Written by Wuchak on September 13, 2020

Apocalypse Now in the Amazon headwaters

Called Fitzcarraldo by the Indians, an Irishman (Klaus Kinski) living in Iquitos, Peru, dreams of bringing Grand Opera to the jungle city in the Amazon Basin. It’s the early 1900s and there’s a rubber boom. To fund his dream he decides to exploit a considerable area of rubber trees growing beyond the impassable Ucayali Falls. To get to this remote area he incredibly has his steamboat lifted over a hill from another branch of the Amazon with the assistance of notorious headhunters. Claudia Cardinale plays his girlfriend, a successful brothel owner.
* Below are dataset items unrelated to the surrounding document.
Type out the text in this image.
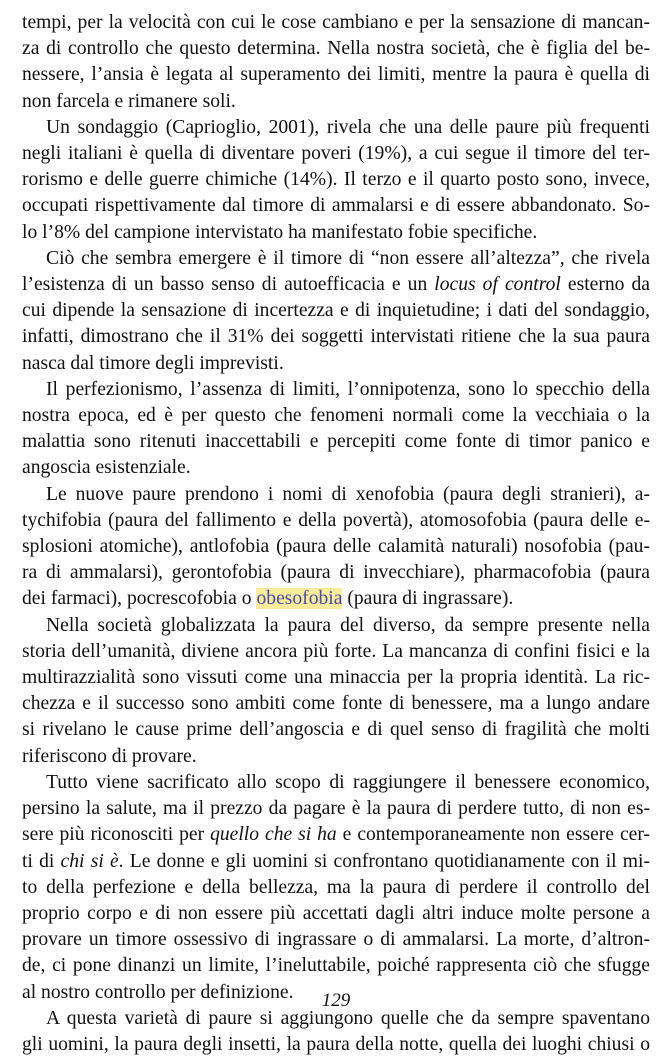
tempi, per la velocità con cui le cose cambiano e per la sensazione di mancan-
za di controllo che questo determina. Nella nostra società, che è figlia del be-
nessere, l’ansia è legata al superamento dei limiti, mentre la paura è quella di
non farcela e rimanere soli.
Un sondaggio (Caprioglio, 2001), rivela che una delle paure più frequenti
negli italiani è quella di diventare poveri (19%), a cui segue il timore del ter-
rorismo e delle guerre chimiche (14%). Il terzo e il quarto posto sono, invece,
occupati rispettivamente dal timore di ammalarsi e di essere abbandonato. So-
lo l’8% del campione intervistato ha manifestato fobie specifiche.
Ciò che sembra emergere è il timore di “non essere all’altezza”, che rivela
l’esistenza di un basso senso di autoefficacia e un locus of control esterno da
cui dipende la sensazione di incertezza e di inquietudine; i dati del sondaggio,
infatti, dimostrano che il 31% dei soggetti intervistati ritiene che la sua paura
nasca dal timore degli imprevisti.
Il perfezionismo, l’assenza di limiti, l’onnipotenza, sono lo specchio della
nostra epoca, ed è per questo che fenomeni normali come la vecchiaia o la
malattia sono ritenuti inaccettabili e percepiti come fonte di timor panico e
angoscia esistenziale.
Le nuove paure prendono i nomi di xenofobia (paura degli stranieri), a-
tychifobia (paura del fallimento e della povertà), atomosofobia (paura delle e-
splosioni atomiche), antlofobia (paura delle calamità naturali) nosofobia (pau-
ra di ammalarsi), gerontofobia (paura di invecchiare), pharmacofobia (paura
dei farmaci), pocrescofobia o obesofobia (paura di ingrassare).
Nella società globalizzata la paura del diverso, da sempre presente nella
storia dell’umanità, diviene ancora più forte. La mancanza di confini fisici e la
multirazzialità sono vissuti come una minaccia per la propria identità. La ric-
chezza e il successo sono ambiti come fonte di benessere, ma a lungo andare
si rivelano le cause prime dell’angoscia e di quel senso di fragilità che molti
riferiscono di provare.
Tutto viene sacrificato allo scopo di raggiungere il benessere economico,
persino la salute, ma il prezzo da pagare è la paura di perdere tutto, di non es-
sere più riconosciti per quello che si ha e contemporaneamente non essere cer-
ti di chi si è. Le donne e gli uomini si confrontano quotidianamente con il mi-
to della perfezione e della bellezza, ma la paura di perdere il controllo del
proprio corpo e di non essere più accettati dagli altri induce molte persone a
provare un timore ossessivo di ingrassare o di ammalarsi. La morte, d’altron-
de, ci pone dinanzi un limite, l’ineluttabile, poiché rappresenta ciò che sfugge
al nostro controllo per definizione.
A questa varietà di paure si aggiungono quelle che da sempre spaventano
gli uomini, la paura degli insetti, la paura della notte, quella dei luoghi chiusi o
129
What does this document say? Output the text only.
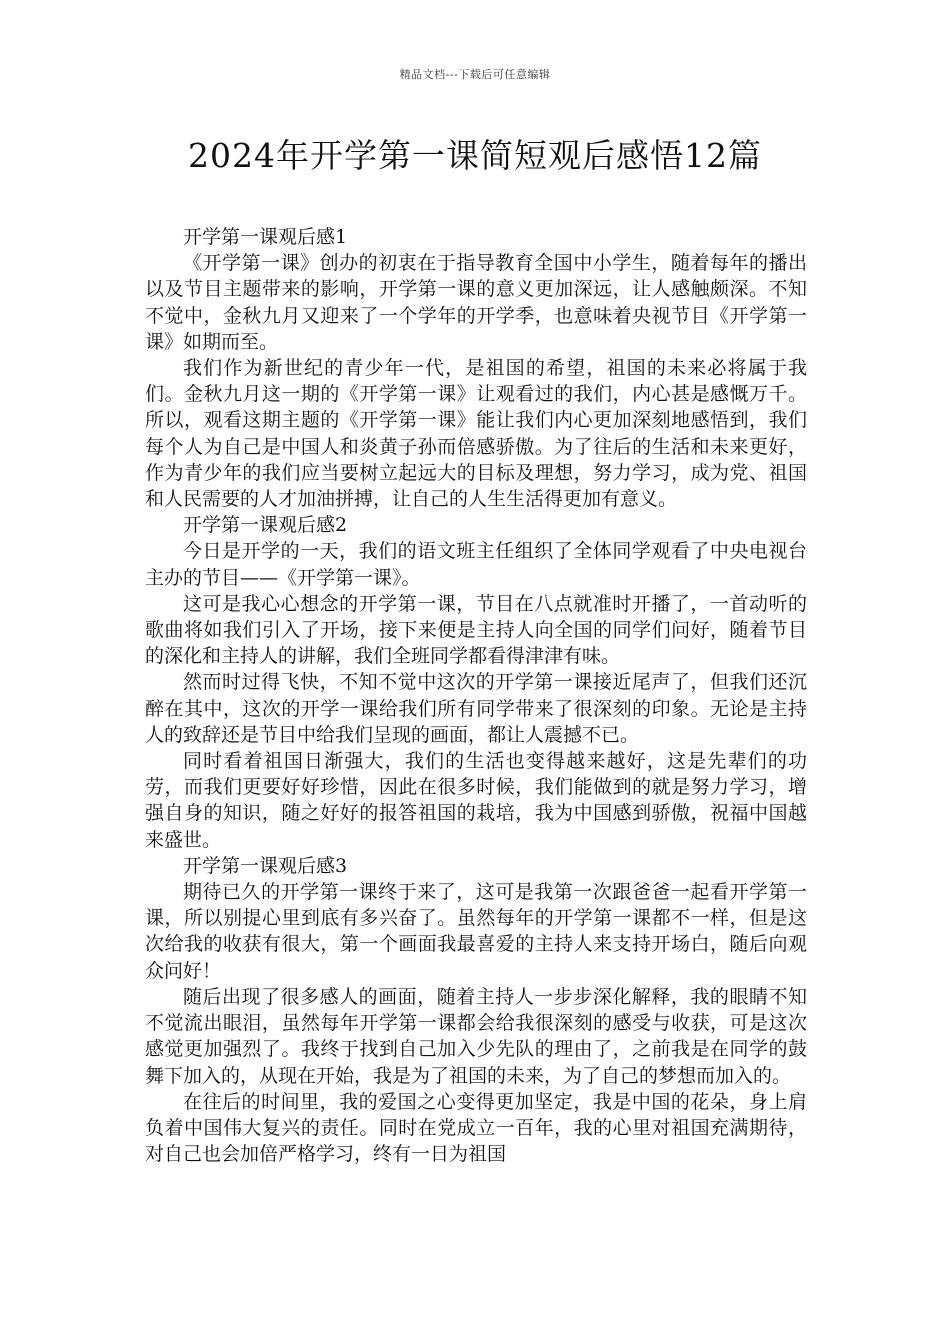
精品文档---下载后可任意编辑
2024年开学第一课简短观后感悟12篇

开学第一课观后感1

《开学第一课》创办的初衷在于指导教育全国中小学生，随着每年的播出以及节目主题带来的影响，开学第一课的意义更加深远，让人感触颇深。不知不觉中，金秋九月又迎来了一个学年的开学季，也意味着央视节目《开学第一课》如期而至。

我们作为新世纪的青少年一代，是祖国的希望，祖国的未来必将属于我们。金秋九月这一期的《开学第一课》让观看过的我们，内心甚是感慨万千。所以，观看这期主题的《开学第一课》能让我们内心更加深刻地感悟到，我们每个人为自己是中国人和炎黄子孙而倍感骄傲。为了往后的生活和未来更好，作为青少年的我们应当要树立起远大的目标及理想，努力学习，成为党、祖国和人民需要的人才加油拼搏，让自己的人生生活得更加有意义。

开学第一课观后感2

今日是开学的一天，我们的语文班主任组织了全体同学观看了中央电视台主办的节目——《开学第一课》。

这可是我心心想念的开学第一课，节目在八点就准时开播了，一首动听的歌曲将如我们引入了开场，接下来便是主持人向全国的同学们问好，随着节目的深化和主持人的讲解，我们全班同学都看得津津有味。

然而时过得飞快，不知不觉中这次的开学第一课接近尾声了，但我们还沉醉在其中，这次的开学一课给我们所有同学带来了很深刻的印象。无论是主持人的致辞还是节目中给我们呈现的画面，都让人震撼不已。

同时看着祖国日渐强大，我们的生活也变得越来越好，这是先辈们的功劳，而我们更要好好珍惜，因此在很多时候，我们能做到的就是努力学习，增强自身的知识，随之好好的报答祖国的栽培，我为中国感到骄傲，祝福中国越来盛世。

开学第一课观后感3

期待已久的开学第一课终于来了，这可是我第一次跟爸爸一起看开学第一课，所以别提心里到底有多兴奋了。虽然每年的开学第一课都不一样，但是这次给我的收获有很大，第一个画面我最喜爱的主持人来支持开场白，随后向观众问好！

随后出现了很多感人的画面，随着主持人一步步深化解释，我的眼睛不知不觉流出眼泪，虽然每年开学第一课都会给我很深刻的感受与收获，可是这次感觉更加强烈了。我终于找到自己加入少先队的理由了，之前我是在同学的鼓舞下加入的，从现在开始，我是为了祖国的未来，为了自己的梦想而加入的。

在往后的时间里，我的爱国之心变得更加坚定，我是中国的花朵，身上肩负着中国伟大复兴的责任。同时在党成立一百年，我的心里对祖国充满期待，对自己也会加倍严格学习，终有一日为祖国
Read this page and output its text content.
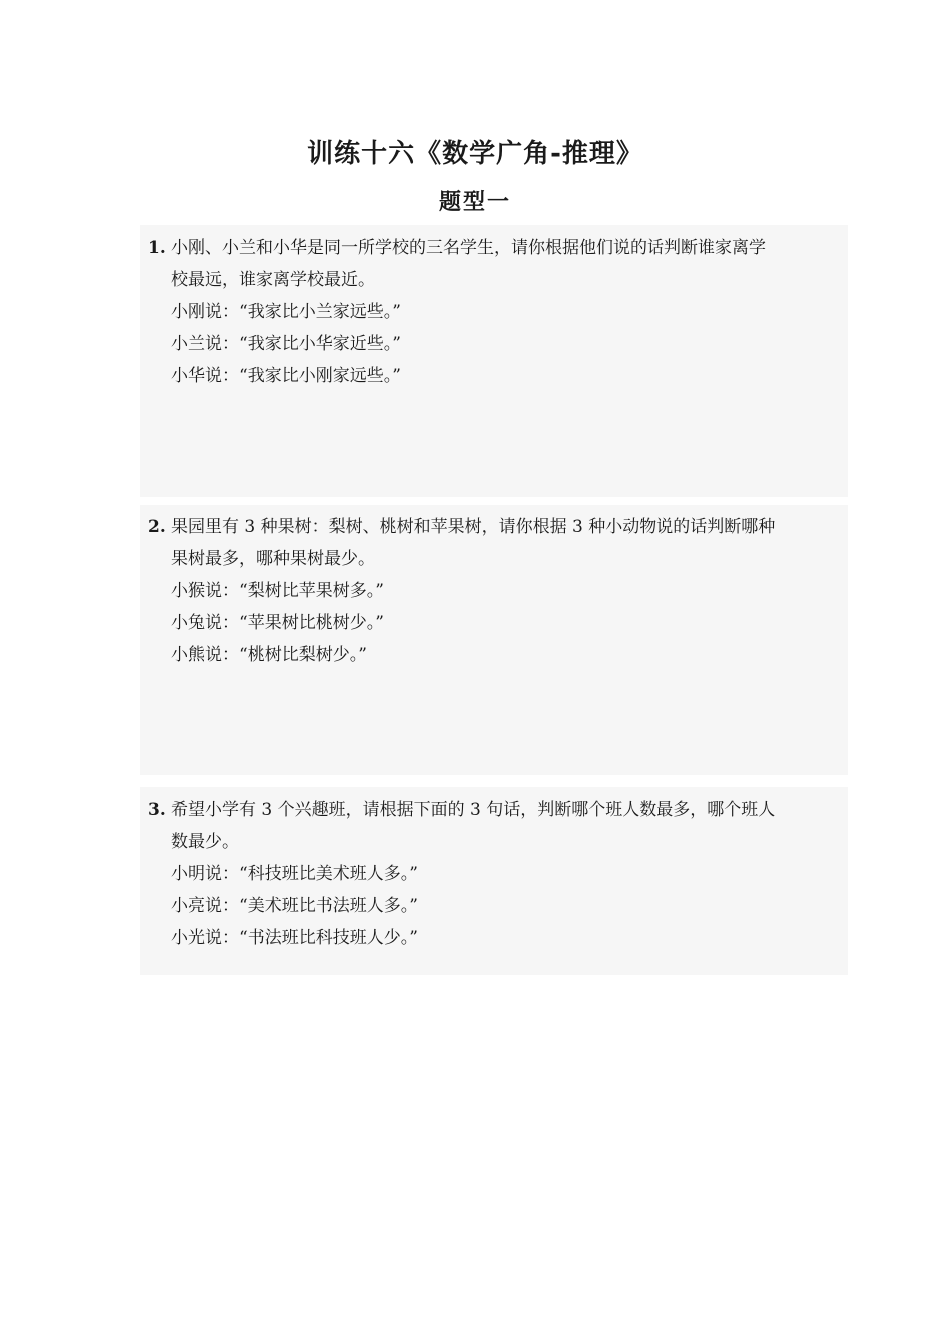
训练十六《数学广角-推理》
题型一
1. 小刚、小兰和小华是同一所学校的三名学生，请你根据他们说的话判断谁家离学
校最远，谁家离学校最近。
小刚说：“我家比小兰家远些。”
小兰说：“我家比小华家近些。”
小华说：“我家比小刚家远些。”
2. 果园里有 3 种果树：梨树、桃树和苹果树，请你根据 3 种小动物说的话判断哪种
果树最多，哪种果树最少。
小猴说：“梨树比苹果树多。”
小兔说：“苹果树比桃树少。”
小熊说：“桃树比梨树少。”
3. 希望小学有 3 个兴趣班，请根据下面的 3 句话，判断哪个班人数最多，哪个班人
数最少。
小明说：“科技班比美术班人多。”
小亮说：“美术班比书法班人多。”
小光说：“书法班比科技班人少。”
Werner Herzog’s “Fitzcarraldo” (1982) is superior to his “Aguirre, the Wrath of God” (1972), which was shot in the same general area, the Amazon basin east of the Andes Mountains. It’s longer by just over an hour, but it has a more compelling story. “Aguirre” influenced Coppola’s “Apocalypse Now” (1979) but “Apocalypse Now” likely influenced “Fitzcarraldo.” The difference is that “Apocalypse Now” took advantage of its infamous setting, the Vietnam War, whereas few people know of the rubber boom of the early 20th century in the Iquitos area.

There’s also less thrills in “Fitzcarraldo.” It’s more impenetrable and all-around curious, a cinematic oddity. Yet it has its highlights, including the core cast, e.g. the burly captain, the impressively hulking indigenous engineer and the drunkard cook. What’s it all about? The beauty of art, great dreams, indomitable will, mysterious cultures, devastating failure and… winning anyway.

The film runs 2 hours, 37 minutes, and was shot in the Iquitos area, Peru, and Amazonas, Brazil, including a couple Tribal Regions.